Sterling strengthened versus most of its 16 major counterparts after a report confirmed Britain’s economy exited a double-dip recession in the third quarter, underpinning demand for the U.K. currency. European finance ministers meeting in Brussels cut the rates on bailout loans for Greece, suspended interest payments for a decade, gave the country more time to repay and engineered a bond buyback. U.K. gilts declined.
“None of it speaks to it being a smooth process,” said Simon Derrick, chief currency strategist at Bank of New York Mellon Corp. in London. “The euro-zone crisis is not going to go away smoothly, it’s just one fraught step after another. The U.K. currency represents a credible safe haven for people looking to diversify away” from the euro.
The pound appreciated 0.2 percent to 80.75 pence per euro at 4:40 p.m. London time after strengthening through its 200-day moving average for the first time since Nov. 22. It earlier depreciated to 81.14 pence, the weakest since Oct. 24. The U.K. currency was little changed at $1.6024 after rising to $1.6056, the highest since Nov. 2.
Sterling was supported as investors questioned whether Greece can stomach further economic discipline and whether the bond buyback will generate enough savings. A shortfall would put outright debt relief back on the agenda.
Details of the bond purchases are still to be worked out, an European Union spokesman said today in Brussels.
U.K. gross domestic product rose 1 percent from the second quarter, the same as reported on Oct. 25, the Office for National Statistics said in London. No revision was forecast, according to the median of 33 estimates in a Bloomberg survey.
Bank of England Governor Mervyn King sees U.K. inflation above target for some time, slowing in medium term, he told lawmakers in London today. The chances of a rapid recovery in the U.K. are not very great, he said.
Sterling has been boosted this year by investors seeking an alternative to euro-area assets. The U.K. currency has appreciated 1.4 percent in 2012, according to Bloomberg Correlation-Weighted Indexes, which track 10 developed-market currencies. The euro has weakened 2.2 percent.
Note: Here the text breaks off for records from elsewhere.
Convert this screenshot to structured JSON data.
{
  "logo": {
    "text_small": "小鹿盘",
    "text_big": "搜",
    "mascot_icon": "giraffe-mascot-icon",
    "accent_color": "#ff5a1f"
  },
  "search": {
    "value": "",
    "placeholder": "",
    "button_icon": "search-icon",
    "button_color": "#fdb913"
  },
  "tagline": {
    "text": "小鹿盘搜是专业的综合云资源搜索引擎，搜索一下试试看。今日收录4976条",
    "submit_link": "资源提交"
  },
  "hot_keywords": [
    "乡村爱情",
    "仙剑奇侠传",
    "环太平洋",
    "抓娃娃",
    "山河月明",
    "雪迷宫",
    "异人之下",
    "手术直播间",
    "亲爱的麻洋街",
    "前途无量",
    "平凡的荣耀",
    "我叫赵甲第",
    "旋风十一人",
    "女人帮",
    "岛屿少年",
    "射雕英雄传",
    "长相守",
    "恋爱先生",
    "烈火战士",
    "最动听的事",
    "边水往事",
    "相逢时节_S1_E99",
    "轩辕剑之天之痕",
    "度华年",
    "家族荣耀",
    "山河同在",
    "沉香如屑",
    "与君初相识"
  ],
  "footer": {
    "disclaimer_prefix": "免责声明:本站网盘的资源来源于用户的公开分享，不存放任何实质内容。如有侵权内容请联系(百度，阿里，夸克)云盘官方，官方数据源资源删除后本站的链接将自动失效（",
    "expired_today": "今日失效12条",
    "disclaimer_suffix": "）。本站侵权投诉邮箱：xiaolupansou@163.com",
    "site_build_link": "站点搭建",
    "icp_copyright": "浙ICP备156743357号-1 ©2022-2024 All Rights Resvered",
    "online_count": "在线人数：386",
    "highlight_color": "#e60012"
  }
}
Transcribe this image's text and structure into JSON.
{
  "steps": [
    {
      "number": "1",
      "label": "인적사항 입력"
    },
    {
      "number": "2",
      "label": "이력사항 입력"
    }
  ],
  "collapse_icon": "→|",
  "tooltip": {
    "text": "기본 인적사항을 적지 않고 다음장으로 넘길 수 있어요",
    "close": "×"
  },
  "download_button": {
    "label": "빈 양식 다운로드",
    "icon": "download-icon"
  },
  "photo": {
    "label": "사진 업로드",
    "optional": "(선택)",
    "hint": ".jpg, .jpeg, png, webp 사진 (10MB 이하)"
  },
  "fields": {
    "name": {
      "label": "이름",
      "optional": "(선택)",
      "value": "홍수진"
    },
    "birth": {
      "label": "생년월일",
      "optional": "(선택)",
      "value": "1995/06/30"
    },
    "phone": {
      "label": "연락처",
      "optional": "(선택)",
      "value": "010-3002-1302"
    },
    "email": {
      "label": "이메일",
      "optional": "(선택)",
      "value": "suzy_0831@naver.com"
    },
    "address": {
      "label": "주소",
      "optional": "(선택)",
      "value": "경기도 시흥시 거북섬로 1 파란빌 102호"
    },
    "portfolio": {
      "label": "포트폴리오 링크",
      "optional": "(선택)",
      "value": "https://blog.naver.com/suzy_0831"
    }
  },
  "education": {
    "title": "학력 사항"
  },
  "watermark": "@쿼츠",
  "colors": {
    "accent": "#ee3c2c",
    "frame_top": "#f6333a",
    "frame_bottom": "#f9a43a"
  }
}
The yield on the 10-year gilt climbed two basis points, or 0.02 percentage point, to 1.85 percent after rising to 1.88 percent, the highest level since Nov. 2. The 1.75 percent bond maturing in September 2022 dropped 0.13, or 1.30 pounds per 1,000-pound face amount, to 99.08.
“The market moves remain Greece-related,” said Brian Barry, a London-based analyst at Investec Bank Plc. For “all the grand statements of unity, you could argue that some of the forecasts are based upon relatively optimistic scenarios. Investors are likely to remain reluctant to draw a line under the Greek crisis just yet.”
Gilts returned 2.8 percent this year through yesterday, according to indexes compiled by Bloomberg and the European Federation of Financial Analysts Societies. German bunds gained 3.6 percent and U.S. Treasuries rose 2.5 percent.